Wir leben in einer Welt voller Systeme – wir leben in Systemen. Das Leben, systemisch gesehen, bedeutet alle Ereignisse und Gegebenheiten im systemischen Zusammenhang zu betrachten. Das Universum, die Planeten, alle Länder unserer Erde, Europa, Währungen, Politik, Gesellschaft, Unternehmen, Familien, der Freundeskreis, unser Körper… sie ahnen es schon: alles Systeme!

Den gesamten Zusammenhang aller Systeme zu berücksichtigen ist natürlich nicht möglich. Es gibt niemanden, der alle Systeme überschauen kann. Selbst wenn, so könnte dieser jemand nicht die Auswirkungen einer Handlung, auf alle Systeme in einem Leben beschreiben können. Alle Systeme in unsere Überlegungen mit einzubeziehen wäre übertrieben – sich die Systeme, in denen wir leben, genauer anzuschauen macht durchaus Sinn.

Um Ihnen „meine Welt“ besser verständlich zu machen, möchte ich Ihnen einige Personen und deren Arbeit vorstellen und zu den daraus folgenden Konsequenzen in meinem Weltbild kommen. Dies ist nur ein kurzer Ausflug in meine Welt und nicht ein wissenschaftlicher Text zu den beschriebenen Theorien! Wer möchte ist eingeladen, über die weiterführenden Links tiefer in meine Welt einzutauchen.

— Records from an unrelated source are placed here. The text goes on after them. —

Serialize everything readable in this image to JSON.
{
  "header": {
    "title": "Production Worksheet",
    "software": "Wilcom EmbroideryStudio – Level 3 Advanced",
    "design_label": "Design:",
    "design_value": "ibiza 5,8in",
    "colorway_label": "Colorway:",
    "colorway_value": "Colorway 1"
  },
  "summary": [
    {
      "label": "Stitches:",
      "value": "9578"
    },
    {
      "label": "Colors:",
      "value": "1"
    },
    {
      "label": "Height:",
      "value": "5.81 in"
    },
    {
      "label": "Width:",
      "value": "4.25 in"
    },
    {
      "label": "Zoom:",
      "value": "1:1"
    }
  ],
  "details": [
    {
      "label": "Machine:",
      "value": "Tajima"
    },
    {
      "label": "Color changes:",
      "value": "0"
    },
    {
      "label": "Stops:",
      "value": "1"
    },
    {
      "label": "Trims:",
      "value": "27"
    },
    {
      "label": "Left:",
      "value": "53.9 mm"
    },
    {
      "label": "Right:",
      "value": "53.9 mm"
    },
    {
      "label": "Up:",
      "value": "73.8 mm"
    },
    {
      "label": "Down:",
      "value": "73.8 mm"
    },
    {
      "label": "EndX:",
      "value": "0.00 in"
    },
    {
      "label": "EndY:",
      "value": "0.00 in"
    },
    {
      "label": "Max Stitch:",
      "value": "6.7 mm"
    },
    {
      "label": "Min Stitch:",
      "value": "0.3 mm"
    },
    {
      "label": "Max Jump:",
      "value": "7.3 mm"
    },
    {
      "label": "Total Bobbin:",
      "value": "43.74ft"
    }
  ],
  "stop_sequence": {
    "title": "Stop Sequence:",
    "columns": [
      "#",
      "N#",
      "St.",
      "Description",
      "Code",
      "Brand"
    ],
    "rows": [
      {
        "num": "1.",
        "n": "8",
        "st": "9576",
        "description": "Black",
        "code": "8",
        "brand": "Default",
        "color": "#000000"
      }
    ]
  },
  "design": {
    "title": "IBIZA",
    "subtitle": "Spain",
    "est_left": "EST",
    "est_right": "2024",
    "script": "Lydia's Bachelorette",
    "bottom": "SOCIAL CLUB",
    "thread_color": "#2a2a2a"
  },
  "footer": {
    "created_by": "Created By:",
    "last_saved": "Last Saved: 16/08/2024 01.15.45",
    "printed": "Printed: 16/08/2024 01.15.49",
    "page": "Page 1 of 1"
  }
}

Ludwig von Bertalanffy führte Anfang der 1950er Jahre ein neues wissenschaftliches Paradigma ein. Er wollte weg von der isolierten Sichtweise der verschiedenen Wissenschaften. Denn wenn verschiedene Systeme sich beeinflussen, dann hat das auch Auswirkung auf die Zusammenarbeit verschiedener wissenschaftlicher Disziplinen. Nichts kann mehr als einzelnes Phänomen betrachtet werden. Alles ist irgendwie miteinander vernetzt und von daher entsteht eine sehr große Komplexität. Dieses neue Paradigma bedeutet, die Kontrolle über ein bestimmtes (Wissens-) Gebiet aufzugeben, und Kollaboration und Partizipation zuzulassen. Kontrolle aufgeben passt gut in mein Weltbild – Loslassen!

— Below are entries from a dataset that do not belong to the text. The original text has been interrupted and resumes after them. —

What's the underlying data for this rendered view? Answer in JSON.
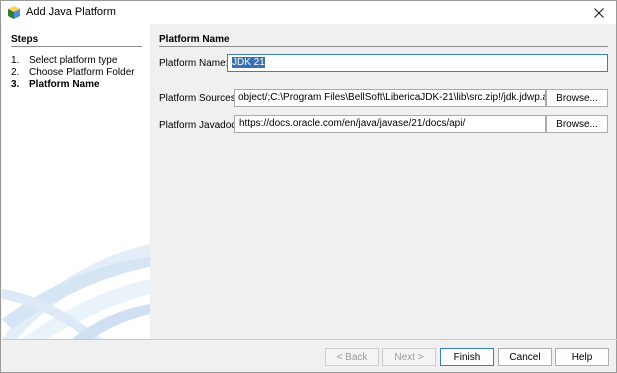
{
  "window": {
    "title": "Add Java Platform",
    "icon": "netbeans-cube-icon",
    "close_icon": "close-icon"
  },
  "steps": {
    "title": "Steps",
    "items": [
      {
        "num": "1.",
        "label": "Select platform type",
        "current": false
      },
      {
        "num": "2.",
        "label": "Choose Platform Folder",
        "current": false
      },
      {
        "num": "3.",
        "label": "Platform Name",
        "current": true
      }
    ]
  },
  "main": {
    "section_title": "Platform Name",
    "platform_name": {
      "label": "Platform Name:",
      "value": "JDK 21"
    },
    "platform_sources": {
      "label": "Platform Sources:",
      "value": "object/;C:\\Program Files\\BellSoft\\LibericaJDK-21\\lib\\src.zip!/jdk.jdwp.agent/",
      "browse_label": "Browse..."
    },
    "platform_javadoc": {
      "label": "Platform Javadoc:",
      "value": "https://docs.oracle.com/en/java/javase/21/docs/api/",
      "browse_label": "Browse..."
    }
  },
  "buttons": {
    "back": "< Back",
    "next": "Next >",
    "finish": "Finish",
    "cancel": "Cancel",
    "help": "Help"
  },
  "colors": {
    "selection": "#3a6fb0",
    "panel_bg": "#f0f0f0",
    "steps_bg": "#ffffff"
  }
}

Die Kybernetik, etwa zur gleichen Zeit von Norbert Wiener eingeführt, beschäftigt sich als „übergeordnete“ Wissenschaft mit der Funktion komplexer Systeme. Es geht um Kommunikation, Steuerung (Navigation) und Feedback (Rückkopplung) eines Systems (Regelkreises). Ein typischer Regelkreis ist ein Thermostat, welches immer den gewünschten Ausgleich schafft. Um Ausgleich geht es auch in meinem Weltbild (wobei die Thermostate hier andere sind u.a. Ressourcen). Ich möchte gerne noch Heinz von Förster, Mitbegründer der Kybernetik, hinzunehmen. Als Physiker und Philosoph war er ein Meister im Auffinden unserer „Blinden Flecken“. „Wir sehen, dass wir nicht sehen“, oder „Wahrheit ist die Erfindung eines Lügners“ – Das sind Aussagen, die Sie entweder abschrecken, oder Sie dazu animieren diesem Mann mehr Aufmerksamkeit zu schenken. Blinde Flecken zu erkennen, immer wieder bewusst darüber sein, dass es weder DIE Wahrheit gibt, noch Richtig oder Falsch. Das passt: Zu der Welt, wie sie mir gefällt.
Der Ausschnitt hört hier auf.